From CEO’s to scientists, doctors, mental health providers, ministers and the homeless, I have worked with individuals, groups and organizations to help people find their stories, share their stories, and come together with a deeper level of connection and understanding. Whether your goal is to engage an audience, inspire a vision, align a group, or understand yourself or another more deeply, story is the path, and I am the guide to lead you there.

WHY STORY?

Story is transformative!
Whether in the privacy of a session with an individual client, facilitating a workshop of a small group, or lecturing to a room of a hundred people, I have found that story is one of the most powerful and transformative mediums to engage, connect and communicate our ideas. Stories hold the key to understanding ourselves and each other, to uncovering our feelings and our unique angle on the world. They are the starting point for healing and the launching pad for growth.

Stories bind us to our families, communities and organizations. They connect us to our individual past as well as our shared humanity. Stories can build community, guide us through the unknown, and protect us from what others have learned the hard way.

There is so much we can learn from the stories of those who have gone before, as well as those who are walking the path with us now. The stories about what didn't go right are as meaningful to people as the stories that illustrate positive outcomes. We all carry tremendous wisdom within. We gain as much from the telling and re-hearing of our own stories as from listening to the experiences of others.

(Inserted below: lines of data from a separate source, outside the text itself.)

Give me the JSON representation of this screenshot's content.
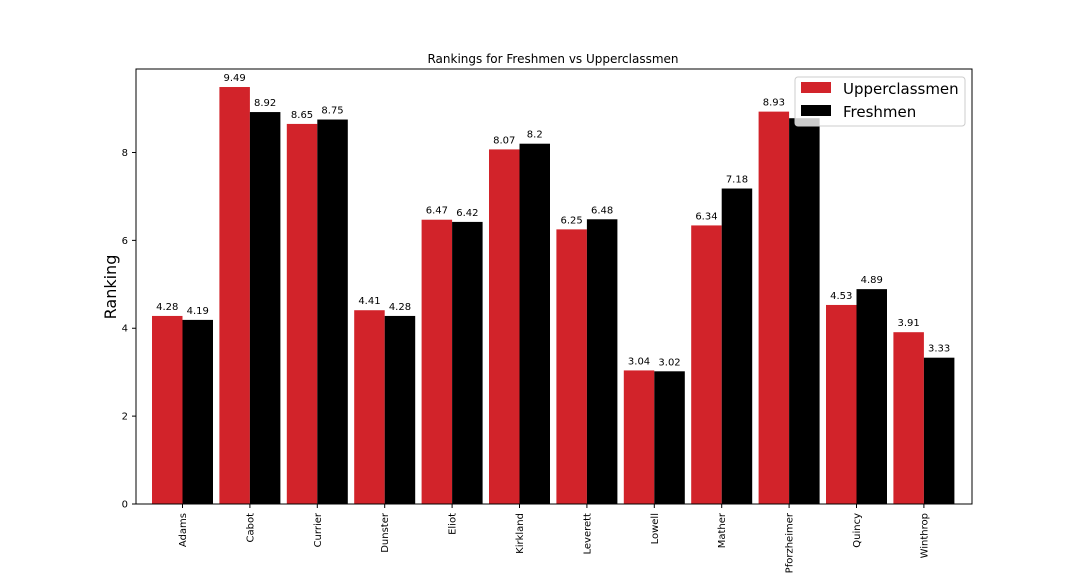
{
  "chart_data": {
    "type": "bar",
    "title": "Rankings for Freshmen vs Upperclassmen",
    "xlabel": "",
    "ylabel": "Ranking",
    "ylim": [
      0,
      9.9
    ],
    "yticks": [
      0,
      2,
      4,
      6,
      8
    ],
    "grid": false,
    "legend_position": "top-right",
    "categories": [
      "Adams",
      "Cabot",
      "Currier",
      "Dunster",
      "Eliot",
      "Kirkland",
      "Leverett",
      "Lowell",
      "Mather",
      "Pforzheimer",
      "Quincy",
      "Winthrop"
    ],
    "series": [
      {
        "name": "Upperclassmen",
        "color": "#d2232a",
        "values": [
          4.28,
          9.49,
          8.65,
          4.41,
          6.47,
          8.07,
          6.25,
          3.04,
          6.34,
          8.93,
          4.53,
          3.91
        ],
        "labels": [
          "4.28",
          "9.49",
          "8.65",
          "4.41",
          "6.47",
          "8.07",
          "6.25",
          "3.04",
          "6.34",
          "8.93",
          "4.53",
          "3.91"
        ]
      },
      {
        "name": "Freshmen",
        "color": "#000000",
        "values": [
          4.19,
          8.92,
          8.75,
          4.28,
          6.42,
          8.2,
          6.48,
          3.02,
          7.18,
          8.78,
          4.89,
          3.33
        ],
        "labels": [
          "4.19",
          "8.92",
          "8.75",
          "4.28",
          "6.42",
          "8.2",
          "6.48",
          "3.02",
          "7.18",
          "",
          "4.89",
          "3.33"
        ]
      }
    ]
  }
}
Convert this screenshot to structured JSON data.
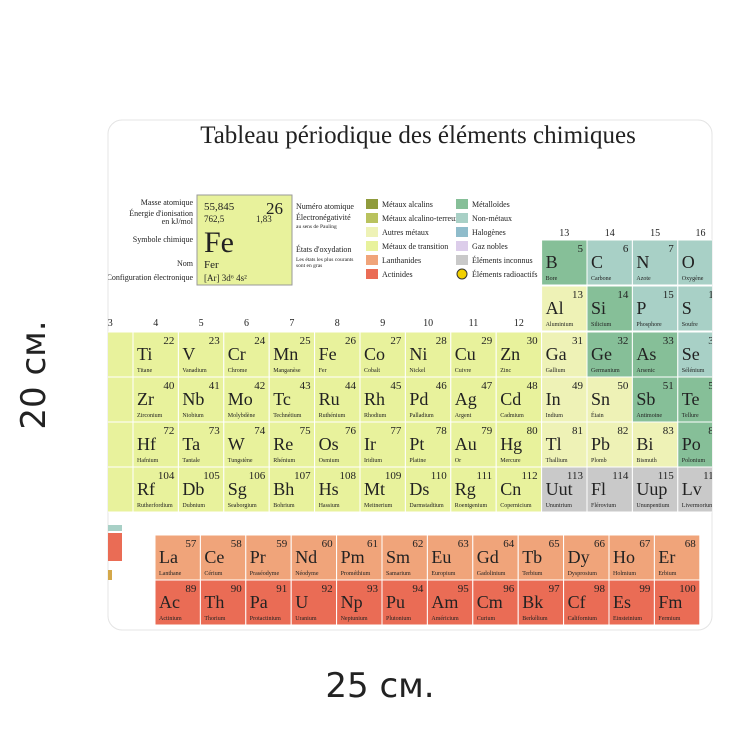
{
  "title": "Tableau périodique des éléments chimiques",
  "dimensions": {
    "height": "20 см.",
    "width": "25 см."
  },
  "key": {
    "mass": "55,845",
    "number": "26",
    "ionization": "762,5",
    "electronegativity": "1,83",
    "symbol": "Fe",
    "name": "Fer",
    "configuration": "[Ar] 3d⁶ 4s²",
    "color": "#e8f29c",
    "left_labels": [
      "Masse atomique",
      "Énergie d'ionisation",
      "en kJ/mol",
      "Symbole chimique",
      "Nom",
      "Configuration électronique"
    ],
    "right_labels": [
      "Numéro atomique",
      "Électronégativité",
      "au sens de Pauling",
      "États d'oxydation",
      "Les états les plus courants",
      "sont en gras"
    ]
  },
  "legend": [
    {
      "label": "Métaux alcalins",
      "color": "#8f9b3c"
    },
    {
      "label": "Métaux alcalino-terreux",
      "color": "#b9c25e"
    },
    {
      "label": "Autres métaux",
      "color": "#eef2b6"
    },
    {
      "label": "Métaux de transition",
      "color": "#e8f29c"
    },
    {
      "label": "Lanthanides",
      "color": "#f0a47a"
    },
    {
      "label": "Actinides",
      "color": "#ea6c55"
    },
    {
      "label": "Métalloïdes",
      "color": "#86bf98"
    },
    {
      "label": "Non-métaux",
      "color": "#a8d0c6"
    },
    {
      "label": "Halogènes",
      "color": "#8fbccb"
    },
    {
      "label": "Gaz nobles",
      "color": "#dccdea"
    },
    {
      "label": "Éléments inconnus",
      "color": "#c9c9c9"
    },
    {
      "label": "Éléments radioactifs",
      "color": "#f2d000"
    }
  ],
  "group_labels_low": [
    "3",
    "4",
    "5",
    "6",
    "7",
    "8",
    "9",
    "10",
    "11",
    "12"
  ],
  "group_labels_high": [
    "13",
    "14",
    "15",
    "16"
  ],
  "periods": [
    {
      "elements": [
        {
          "number": 5,
          "symbol": "B",
          "name": "Bore",
          "color": "#86bf98"
        },
        {
          "number": 6,
          "symbol": "C",
          "name": "Carbone",
          "color": "#a8d0c6"
        },
        {
          "number": 7,
          "symbol": "N",
          "name": "Azote",
          "color": "#a8d0c6"
        },
        {
          "number": 8,
          "symbol": "O",
          "name": "Oxygène",
          "color": "#a8d0c6"
        }
      ]
    },
    {
      "elements": [
        {
          "number": 13,
          "symbol": "Al",
          "name": "Aluminium",
          "color": "#eef2b6"
        },
        {
          "number": 14,
          "symbol": "Si",
          "name": "Silicium",
          "color": "#86bf98"
        },
        {
          "number": 15,
          "symbol": "P",
          "name": "Phosphore",
          "color": "#a8d0c6"
        },
        {
          "number": 16,
          "symbol": "S",
          "name": "Soufre",
          "color": "#a8d0c6"
        }
      ]
    },
    {
      "elements": [
        {
          "number": 22,
          "symbol": "Ti",
          "name": "Titane",
          "color": "#e8f29c"
        },
        {
          "number": 23,
          "symbol": "V",
          "name": "Vanadium",
          "color": "#e8f29c"
        },
        {
          "number": 24,
          "symbol": "Cr",
          "name": "Chrome",
          "color": "#e8f29c"
        },
        {
          "number": 25,
          "symbol": "Mn",
          "name": "Manganèse",
          "color": "#e8f29c"
        },
        {
          "number": 26,
          "symbol": "Fe",
          "name": "Fer",
          "color": "#e8f29c"
        },
        {
          "number": 27,
          "symbol": "Co",
          "name": "Cobalt",
          "color": "#e8f29c"
        },
        {
          "number": 28,
          "symbol": "Ni",
          "name": "Nickel",
          "color": "#e8f29c"
        },
        {
          "number": 29,
          "symbol": "Cu",
          "name": "Cuivre",
          "color": "#e8f29c"
        },
        {
          "number": 30,
          "symbol": "Zn",
          "name": "Zinc",
          "color": "#e8f29c"
        },
        {
          "number": 31,
          "symbol": "Ga",
          "name": "Gallium",
          "color": "#eef2b6"
        },
        {
          "number": 32,
          "symbol": "Ge",
          "name": "Germanium",
          "color": "#86bf98"
        },
        {
          "number": 33,
          "symbol": "As",
          "name": "Arsenic",
          "color": "#86bf98"
        },
        {
          "number": 34,
          "symbol": "Se",
          "name": "Sélénium",
          "color": "#a8d0c6"
        }
      ]
    },
    {
      "elements": [
        {
          "number": 40,
          "symbol": "Zr",
          "name": "Zirconium",
          "color": "#e8f29c"
        },
        {
          "number": 41,
          "symbol": "Nb",
          "name": "Niobium",
          "color": "#e8f29c"
        },
        {
          "number": 42,
          "symbol": "Mo",
          "name": "Molybdène",
          "color": "#e8f29c"
        },
        {
          "number": 43,
          "symbol": "Tc",
          "name": "Technétium",
          "color": "#e8f29c"
        },
        {
          "number": 44,
          "symbol": "Ru",
          "name": "Ruthénium",
          "color": "#e8f29c"
        },
        {
          "number": 45,
          "symbol": "Rh",
          "name": "Rhodium",
          "color": "#e8f29c"
        },
        {
          "number": 46,
          "symbol": "Pd",
          "name": "Palladium",
          "color": "#e8f29c"
        },
        {
          "number": 47,
          "symbol": "Ag",
          "name": "Argent",
          "color": "#e8f29c"
        },
        {
          "number": 48,
          "symbol": "Cd",
          "name": "Cadmium",
          "color": "#e8f29c"
        },
        {
          "number": 49,
          "symbol": "In",
          "name": "Indium",
          "color": "#eef2b6"
        },
        {
          "number": 50,
          "symbol": "Sn",
          "name": "Étain",
          "color": "#eef2b6"
        },
        {
          "number": 51,
          "symbol": "Sb",
          "name": "Antimoine",
          "color": "#86bf98"
        },
        {
          "number": 52,
          "symbol": "Te",
          "name": "Tellure",
          "color": "#86bf98"
        }
      ]
    },
    {
      "elements": [
        {
          "number": 72,
          "symbol": "Hf",
          "name": "Hafnium",
          "color": "#e8f29c"
        },
        {
          "number": 73,
          "symbol": "Ta",
          "name": "Tantale",
          "color": "#e8f29c"
        },
        {
          "number": 74,
          "symbol": "W",
          "name": "Tungstène",
          "color": "#e8f29c"
        },
        {
          "number": 75,
          "symbol": "Re",
          "name": "Rhénium",
          "color": "#e8f29c"
        },
        {
          "number": 76,
          "symbol": "Os",
          "name": "Osmium",
          "color": "#e8f29c"
        },
        {
          "number": 77,
          "symbol": "Ir",
          "name": "Iridium",
          "color": "#e8f29c"
        },
        {
          "number": 78,
          "symbol": "Pt",
          "name": "Platine",
          "color": "#e8f29c"
        },
        {
          "number": 79,
          "symbol": "Au",
          "name": "Or",
          "color": "#e8f29c"
        },
        {
          "number": 80,
          "symbol": "Hg",
          "name": "Mercure",
          "color": "#e8f29c"
        },
        {
          "number": 81,
          "symbol": "Tl",
          "name": "Thallium",
          "color": "#eef2b6"
        },
        {
          "number": 82,
          "symbol": "Pb",
          "name": "Plomb",
          "color": "#eef2b6"
        },
        {
          "number": 83,
          "symbol": "Bi",
          "name": "Bismuth",
          "color": "#eef2b6"
        },
        {
          "number": 84,
          "symbol": "Po",
          "name": "Polonium",
          "color": "#86bf98"
        }
      ]
    },
    {
      "elements": [
        {
          "number": 104,
          "symbol": "Rf",
          "name": "Rutherfordium",
          "color": "#e8f29c"
        },
        {
          "number": 105,
          "symbol": "Db",
          "name": "Dubnium",
          "color": "#e8f29c"
        },
        {
          "number": 106,
          "symbol": "Sg",
          "name": "Seaborgium",
          "color": "#e8f29c"
        },
        {
          "number": 107,
          "symbol": "Bh",
          "name": "Bohrium",
          "color": "#e8f29c"
        },
        {
          "number": 108,
          "symbol": "Hs",
          "name": "Hassium",
          "color": "#e8f29c"
        },
        {
          "number": 109,
          "symbol": "Mt",
          "name": "Meitnerium",
          "color": "#e8f29c"
        },
        {
          "number": 110,
          "symbol": "Ds",
          "name": "Darmstadtium",
          "color": "#e8f29c"
        },
        {
          "number": 111,
          "symbol": "Rg",
          "name": "Roentgenium",
          "color": "#e8f29c"
        },
        {
          "number": 112,
          "symbol": "Cn",
          "name": "Copernicium",
          "color": "#e8f29c"
        },
        {
          "number": 113,
          "symbol": "Uut",
          "name": "Ununtrium",
          "color": "#c9c9c9"
        },
        {
          "number": 114,
          "symbol": "Fl",
          "name": "Flérovium",
          "color": "#c9c9c9"
        },
        {
          "number": 115,
          "symbol": "Uup",
          "name": "Ununpentium",
          "color": "#c9c9c9"
        },
        {
          "number": 116,
          "symbol": "Lv",
          "name": "Livermorium",
          "color": "#c9c9c9"
        }
      ]
    },
    {
      "elements": [
        {
          "number": 57,
          "symbol": "La",
          "name": "Lanthane",
          "color": "#f0a47a"
        },
        {
          "number": 58,
          "symbol": "Ce",
          "name": "Cérium",
          "color": "#f0a47a"
        },
        {
          "number": 59,
          "symbol": "Pr",
          "name": "Praséodyme",
          "color": "#f0a47a"
        },
        {
          "number": 60,
          "symbol": "Nd",
          "name": "Néodyme",
          "color": "#f0a47a"
        },
        {
          "number": 61,
          "symbol": "Pm",
          "name": "Prométhium",
          "color": "#f0a47a"
        },
        {
          "number": 62,
          "symbol": "Sm",
          "name": "Samarium",
          "color": "#f0a47a"
        },
        {
          "number": 63,
          "symbol": "Eu",
          "name": "Europium",
          "color": "#f0a47a"
        },
        {
          "number": 64,
          "symbol": "Gd",
          "name": "Gadolinium",
          "color": "#f0a47a"
        },
        {
          "number": 65,
          "symbol": "Tb",
          "name": "Terbium",
          "color": "#f0a47a"
        },
        {
          "number": 66,
          "symbol": "Dy",
          "name": "Dysprosium",
          "color": "#f0a47a"
        },
        {
          "number": 67,
          "symbol": "Ho",
          "name": "Holmium",
          "color": "#f0a47a"
        },
        {
          "number": 68,
          "symbol": "Er",
          "name": "Erbium",
          "color": "#f0a47a"
        }
      ]
    },
    {
      "elements": [
        {
          "number": 89,
          "symbol": "Ac",
          "name": "Actinium",
          "color": "#ea6c55"
        },
        {
          "number": 90,
          "symbol": "Th",
          "name": "Thorium",
          "color": "#ea6c55"
        },
        {
          "number": 91,
          "symbol": "Pa",
          "name": "Protactinium",
          "color": "#ea6c55"
        },
        {
          "number": 92,
          "symbol": "U",
          "name": "Uranium",
          "color": "#ea6c55"
        },
        {
          "number": 93,
          "symbol": "Np",
          "name": "Neptunium",
          "color": "#ea6c55"
        },
        {
          "number": 94,
          "symbol": "Pu",
          "name": "Plutonium",
          "color": "#ea6c55"
        },
        {
          "number": 95,
          "symbol": "Am",
          "name": "Américium",
          "color": "#ea6c55"
        },
        {
          "number": 96,
          "symbol": "Cm",
          "name": "Curium",
          "color": "#ea6c55"
        },
        {
          "number": 97,
          "symbol": "Bk",
          "name": "Berkélium",
          "color": "#ea6c55"
        },
        {
          "number": 98,
          "symbol": "Cf",
          "name": "Californium",
          "color": "#ea6c55"
        },
        {
          "number": 99,
          "symbol": "Es",
          "name": "Einsteinium",
          "color": "#ea6c55"
        },
        {
          "number": 100,
          "symbol": "Fm",
          "name": "Fermium",
          "color": "#ea6c55"
        }
      ]
    }
  ]
}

The stories people tell shape their paradigms and understanding of themselves. The meaning they bring to those stories can either empower them or limit their possibilities. Although the facts of a story may not change, the meaning, perspective and relationship to the story can vary widely, bringing insight, empowerment, and healing. Through re-membering difficult or painful stories, one has the potential to transform them into healing stories that can lead to renewed energy, self-confidence, and hope.

As a parent, psychologist, and coach, I have grappled with ways to support the development of values, skills and positive character traits in both myself and others. Stories have the power to elucidate the many paths towards positive growth. As we understand our own stories and bear witness to the stories of others, we can empower ourselves to make good decisions founded in a clear vision and strong convictions. Listening to each other, we can transform our grief and pain into understanding and acceptance, encourage integrity, and motivate responsible, inspired action and interactions. Stories can provide the vision for our potential.

“It is in bringing ourselves to a story to try to understand the story, that in fact we might begin to understand ourselves.”